Sowing of sunflower seeds, for example, can be carried out at 7 to 8 °C soil temperature in plant pots, or also directly in the flower bed. Here, the distance between plants should be approx. 50 cm. The seeds must be planted 4 to 6 cm deep in the soil. After a few weeks they start to germinate. Generally, with good care, strong plants grow from them. Depending on the variety, sunflowers blossom between July and October. If you want to use the sunflower seeds of a particularly beautiful specimen for sowing again the next year, you should hang a net over the disk floret in time. Only then are the sunflower seeds protected from birds. After the flowers have lost their petals, the seeds can be removed from the flowers and stored for the next year.

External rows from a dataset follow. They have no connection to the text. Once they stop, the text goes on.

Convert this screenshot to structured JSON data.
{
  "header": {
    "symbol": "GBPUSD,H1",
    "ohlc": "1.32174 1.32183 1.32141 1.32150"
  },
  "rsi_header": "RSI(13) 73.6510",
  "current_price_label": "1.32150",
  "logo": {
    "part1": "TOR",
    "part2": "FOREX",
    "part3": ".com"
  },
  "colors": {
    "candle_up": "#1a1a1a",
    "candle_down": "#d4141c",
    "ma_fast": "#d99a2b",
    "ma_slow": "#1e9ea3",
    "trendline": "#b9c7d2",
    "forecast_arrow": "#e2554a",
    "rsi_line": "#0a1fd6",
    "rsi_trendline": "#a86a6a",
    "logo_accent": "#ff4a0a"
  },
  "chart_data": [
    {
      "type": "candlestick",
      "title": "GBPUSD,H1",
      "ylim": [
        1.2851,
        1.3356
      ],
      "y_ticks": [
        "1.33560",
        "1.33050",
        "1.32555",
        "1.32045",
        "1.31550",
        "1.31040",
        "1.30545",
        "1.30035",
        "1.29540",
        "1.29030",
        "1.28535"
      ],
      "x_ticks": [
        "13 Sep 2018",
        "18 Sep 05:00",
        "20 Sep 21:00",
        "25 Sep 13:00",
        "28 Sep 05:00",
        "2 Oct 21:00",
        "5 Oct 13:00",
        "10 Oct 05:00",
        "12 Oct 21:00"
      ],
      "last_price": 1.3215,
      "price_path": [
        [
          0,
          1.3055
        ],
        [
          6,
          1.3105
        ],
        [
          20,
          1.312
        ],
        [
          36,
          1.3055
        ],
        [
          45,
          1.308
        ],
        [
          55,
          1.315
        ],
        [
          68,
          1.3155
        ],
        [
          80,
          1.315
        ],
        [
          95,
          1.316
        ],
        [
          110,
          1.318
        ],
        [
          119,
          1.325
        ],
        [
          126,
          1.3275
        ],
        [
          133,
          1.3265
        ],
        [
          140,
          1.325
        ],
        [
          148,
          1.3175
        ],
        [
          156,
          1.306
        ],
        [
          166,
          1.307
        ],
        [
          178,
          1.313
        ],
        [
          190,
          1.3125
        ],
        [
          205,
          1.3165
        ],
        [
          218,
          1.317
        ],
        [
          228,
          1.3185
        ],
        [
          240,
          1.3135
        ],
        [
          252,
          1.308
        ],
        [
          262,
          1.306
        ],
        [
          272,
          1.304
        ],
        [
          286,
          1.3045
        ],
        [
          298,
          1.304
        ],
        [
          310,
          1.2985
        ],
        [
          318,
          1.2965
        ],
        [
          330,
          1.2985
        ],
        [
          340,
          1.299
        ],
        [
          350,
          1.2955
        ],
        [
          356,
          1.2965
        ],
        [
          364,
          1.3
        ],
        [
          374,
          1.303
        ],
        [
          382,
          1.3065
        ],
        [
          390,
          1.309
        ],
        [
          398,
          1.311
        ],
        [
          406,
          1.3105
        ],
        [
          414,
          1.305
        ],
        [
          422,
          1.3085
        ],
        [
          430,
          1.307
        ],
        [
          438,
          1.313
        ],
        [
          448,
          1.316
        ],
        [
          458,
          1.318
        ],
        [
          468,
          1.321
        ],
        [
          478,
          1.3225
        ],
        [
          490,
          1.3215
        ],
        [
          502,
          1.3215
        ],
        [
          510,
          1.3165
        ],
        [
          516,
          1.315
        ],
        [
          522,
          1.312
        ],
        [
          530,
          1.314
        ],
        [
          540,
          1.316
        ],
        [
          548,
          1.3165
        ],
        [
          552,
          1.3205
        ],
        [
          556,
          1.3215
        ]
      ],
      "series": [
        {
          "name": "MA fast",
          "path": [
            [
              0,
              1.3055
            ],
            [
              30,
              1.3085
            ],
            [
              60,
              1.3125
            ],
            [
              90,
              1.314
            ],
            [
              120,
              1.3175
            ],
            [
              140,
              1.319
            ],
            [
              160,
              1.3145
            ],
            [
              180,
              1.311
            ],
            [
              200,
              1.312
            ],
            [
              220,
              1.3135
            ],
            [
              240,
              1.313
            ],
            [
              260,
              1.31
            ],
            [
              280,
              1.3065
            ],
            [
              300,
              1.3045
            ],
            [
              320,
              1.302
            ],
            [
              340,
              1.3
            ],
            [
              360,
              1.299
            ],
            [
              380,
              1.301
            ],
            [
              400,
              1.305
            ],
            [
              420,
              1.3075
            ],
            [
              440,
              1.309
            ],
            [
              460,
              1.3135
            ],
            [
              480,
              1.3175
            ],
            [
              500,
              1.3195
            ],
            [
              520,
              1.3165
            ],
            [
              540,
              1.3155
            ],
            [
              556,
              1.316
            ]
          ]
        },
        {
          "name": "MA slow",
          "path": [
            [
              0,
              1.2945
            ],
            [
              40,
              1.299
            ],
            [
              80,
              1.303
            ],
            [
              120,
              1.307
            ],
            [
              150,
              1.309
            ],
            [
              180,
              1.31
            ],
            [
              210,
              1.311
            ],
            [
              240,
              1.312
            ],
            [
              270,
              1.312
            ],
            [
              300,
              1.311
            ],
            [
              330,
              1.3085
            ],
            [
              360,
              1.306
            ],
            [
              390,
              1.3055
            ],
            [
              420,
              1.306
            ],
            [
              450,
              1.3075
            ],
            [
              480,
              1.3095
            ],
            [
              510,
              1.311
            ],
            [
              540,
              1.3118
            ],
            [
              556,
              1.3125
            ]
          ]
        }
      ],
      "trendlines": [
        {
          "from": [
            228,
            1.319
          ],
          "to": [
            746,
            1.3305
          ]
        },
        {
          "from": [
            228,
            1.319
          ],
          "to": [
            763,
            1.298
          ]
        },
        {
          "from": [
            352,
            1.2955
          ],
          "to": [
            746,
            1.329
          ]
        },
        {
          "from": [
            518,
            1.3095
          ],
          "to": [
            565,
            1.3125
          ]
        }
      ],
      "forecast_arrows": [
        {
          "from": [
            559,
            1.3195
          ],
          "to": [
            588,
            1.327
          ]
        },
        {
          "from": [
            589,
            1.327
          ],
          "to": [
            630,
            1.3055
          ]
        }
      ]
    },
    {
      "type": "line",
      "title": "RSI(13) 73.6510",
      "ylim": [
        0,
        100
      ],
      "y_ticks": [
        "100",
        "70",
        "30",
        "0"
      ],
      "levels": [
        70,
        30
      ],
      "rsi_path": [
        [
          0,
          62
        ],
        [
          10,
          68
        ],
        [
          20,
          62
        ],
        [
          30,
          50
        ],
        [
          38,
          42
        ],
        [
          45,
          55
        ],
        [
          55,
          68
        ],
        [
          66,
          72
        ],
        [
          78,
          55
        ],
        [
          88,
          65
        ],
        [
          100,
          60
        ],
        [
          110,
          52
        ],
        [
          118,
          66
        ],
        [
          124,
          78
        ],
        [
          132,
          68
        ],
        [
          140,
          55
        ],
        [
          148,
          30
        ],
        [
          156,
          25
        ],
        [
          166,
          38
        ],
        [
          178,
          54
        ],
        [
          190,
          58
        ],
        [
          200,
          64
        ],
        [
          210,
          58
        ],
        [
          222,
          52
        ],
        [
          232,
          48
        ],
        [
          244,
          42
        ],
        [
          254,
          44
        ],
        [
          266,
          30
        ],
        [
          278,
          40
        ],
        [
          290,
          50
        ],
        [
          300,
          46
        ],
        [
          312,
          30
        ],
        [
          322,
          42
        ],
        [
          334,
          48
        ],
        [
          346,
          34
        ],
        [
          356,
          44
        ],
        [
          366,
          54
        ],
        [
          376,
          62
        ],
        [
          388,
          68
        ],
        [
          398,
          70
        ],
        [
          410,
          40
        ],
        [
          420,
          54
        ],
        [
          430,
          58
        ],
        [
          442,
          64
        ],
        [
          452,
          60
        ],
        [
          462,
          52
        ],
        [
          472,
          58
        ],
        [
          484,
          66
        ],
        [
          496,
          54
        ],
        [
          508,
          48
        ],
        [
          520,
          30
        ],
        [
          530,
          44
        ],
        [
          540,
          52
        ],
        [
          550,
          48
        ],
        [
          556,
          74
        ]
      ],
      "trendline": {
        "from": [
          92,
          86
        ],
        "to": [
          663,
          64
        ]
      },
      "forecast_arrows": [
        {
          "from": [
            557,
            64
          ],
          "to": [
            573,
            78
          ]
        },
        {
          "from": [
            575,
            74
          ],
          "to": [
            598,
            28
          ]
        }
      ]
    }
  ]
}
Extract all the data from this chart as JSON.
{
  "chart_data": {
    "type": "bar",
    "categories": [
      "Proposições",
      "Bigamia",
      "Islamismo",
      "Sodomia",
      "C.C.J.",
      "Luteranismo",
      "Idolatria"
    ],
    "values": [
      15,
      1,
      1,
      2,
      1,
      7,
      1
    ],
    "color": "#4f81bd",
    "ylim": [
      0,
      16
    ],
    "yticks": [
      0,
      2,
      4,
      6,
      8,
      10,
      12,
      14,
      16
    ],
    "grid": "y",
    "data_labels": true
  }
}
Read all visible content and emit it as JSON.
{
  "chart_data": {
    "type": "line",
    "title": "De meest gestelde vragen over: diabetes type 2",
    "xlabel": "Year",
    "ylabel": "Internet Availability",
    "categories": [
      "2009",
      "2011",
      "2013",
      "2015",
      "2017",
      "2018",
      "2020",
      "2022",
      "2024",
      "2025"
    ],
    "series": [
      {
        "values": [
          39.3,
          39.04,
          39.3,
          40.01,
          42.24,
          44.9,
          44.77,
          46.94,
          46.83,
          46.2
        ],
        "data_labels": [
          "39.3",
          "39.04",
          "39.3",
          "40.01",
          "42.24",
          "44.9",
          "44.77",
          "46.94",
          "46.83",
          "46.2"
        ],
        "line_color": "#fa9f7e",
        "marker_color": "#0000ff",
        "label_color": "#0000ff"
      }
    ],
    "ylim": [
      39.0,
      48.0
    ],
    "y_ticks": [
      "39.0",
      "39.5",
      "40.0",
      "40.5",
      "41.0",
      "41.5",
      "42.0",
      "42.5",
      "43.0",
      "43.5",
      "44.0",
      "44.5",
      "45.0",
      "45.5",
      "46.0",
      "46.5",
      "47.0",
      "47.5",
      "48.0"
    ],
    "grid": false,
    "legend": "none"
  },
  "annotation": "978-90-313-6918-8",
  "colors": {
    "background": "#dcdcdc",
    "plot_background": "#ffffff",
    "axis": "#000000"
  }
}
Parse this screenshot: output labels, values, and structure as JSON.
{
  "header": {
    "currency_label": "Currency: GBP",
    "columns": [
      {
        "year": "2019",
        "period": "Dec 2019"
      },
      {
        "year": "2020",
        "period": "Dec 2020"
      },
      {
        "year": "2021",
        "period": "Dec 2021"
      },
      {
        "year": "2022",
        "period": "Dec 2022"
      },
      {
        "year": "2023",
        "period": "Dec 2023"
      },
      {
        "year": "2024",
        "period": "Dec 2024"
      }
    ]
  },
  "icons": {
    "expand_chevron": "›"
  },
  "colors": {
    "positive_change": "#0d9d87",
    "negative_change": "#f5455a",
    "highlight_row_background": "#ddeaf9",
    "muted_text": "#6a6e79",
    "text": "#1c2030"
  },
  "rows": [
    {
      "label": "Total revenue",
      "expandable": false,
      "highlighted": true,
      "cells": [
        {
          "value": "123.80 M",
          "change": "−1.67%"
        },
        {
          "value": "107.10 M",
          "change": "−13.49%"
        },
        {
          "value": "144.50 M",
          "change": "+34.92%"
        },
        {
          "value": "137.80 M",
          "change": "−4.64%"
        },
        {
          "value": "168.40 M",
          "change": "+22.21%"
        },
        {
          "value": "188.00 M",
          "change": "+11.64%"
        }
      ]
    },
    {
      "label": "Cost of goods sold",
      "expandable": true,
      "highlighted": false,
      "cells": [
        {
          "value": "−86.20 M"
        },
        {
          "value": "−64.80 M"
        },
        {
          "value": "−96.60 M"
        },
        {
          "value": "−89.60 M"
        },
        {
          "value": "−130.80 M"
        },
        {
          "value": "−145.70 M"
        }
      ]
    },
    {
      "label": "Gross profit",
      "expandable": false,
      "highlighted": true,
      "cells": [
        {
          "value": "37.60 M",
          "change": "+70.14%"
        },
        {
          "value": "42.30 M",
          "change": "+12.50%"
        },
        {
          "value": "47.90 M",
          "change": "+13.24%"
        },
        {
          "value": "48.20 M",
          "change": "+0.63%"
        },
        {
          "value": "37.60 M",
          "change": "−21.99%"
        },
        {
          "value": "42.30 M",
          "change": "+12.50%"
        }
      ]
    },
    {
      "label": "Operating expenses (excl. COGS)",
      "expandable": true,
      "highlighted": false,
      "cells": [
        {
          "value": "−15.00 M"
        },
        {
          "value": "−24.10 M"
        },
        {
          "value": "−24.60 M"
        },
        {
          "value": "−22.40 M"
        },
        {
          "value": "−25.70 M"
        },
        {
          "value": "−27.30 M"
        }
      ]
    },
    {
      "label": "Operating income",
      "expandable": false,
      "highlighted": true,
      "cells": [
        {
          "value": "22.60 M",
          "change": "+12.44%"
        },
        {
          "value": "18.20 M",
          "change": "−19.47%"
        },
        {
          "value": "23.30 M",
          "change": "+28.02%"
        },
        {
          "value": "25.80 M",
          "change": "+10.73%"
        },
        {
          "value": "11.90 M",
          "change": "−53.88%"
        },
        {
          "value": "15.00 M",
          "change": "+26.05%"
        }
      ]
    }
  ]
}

As another example, the marigold is also uncomplicated and easy to care for. It can also be sown in March, together with the sunflower and other annual flowers. The hook-shaped seeds are covered with approximately two centimetres of soil and watered well. Depending on the temperature, the seeds germinate very quickly, usually after about a week. Within a few weeks, strong plants grow from the seedlings. As soon as they have reached a certain size, they form buds and begin to flower. From June onwards, the bright orange marigolds bloom in many gardens. In late summer, some of the withered inflorescences can be left so that they form seeds. As soon as the seeds are brown, they can be harvested and saved for the next year.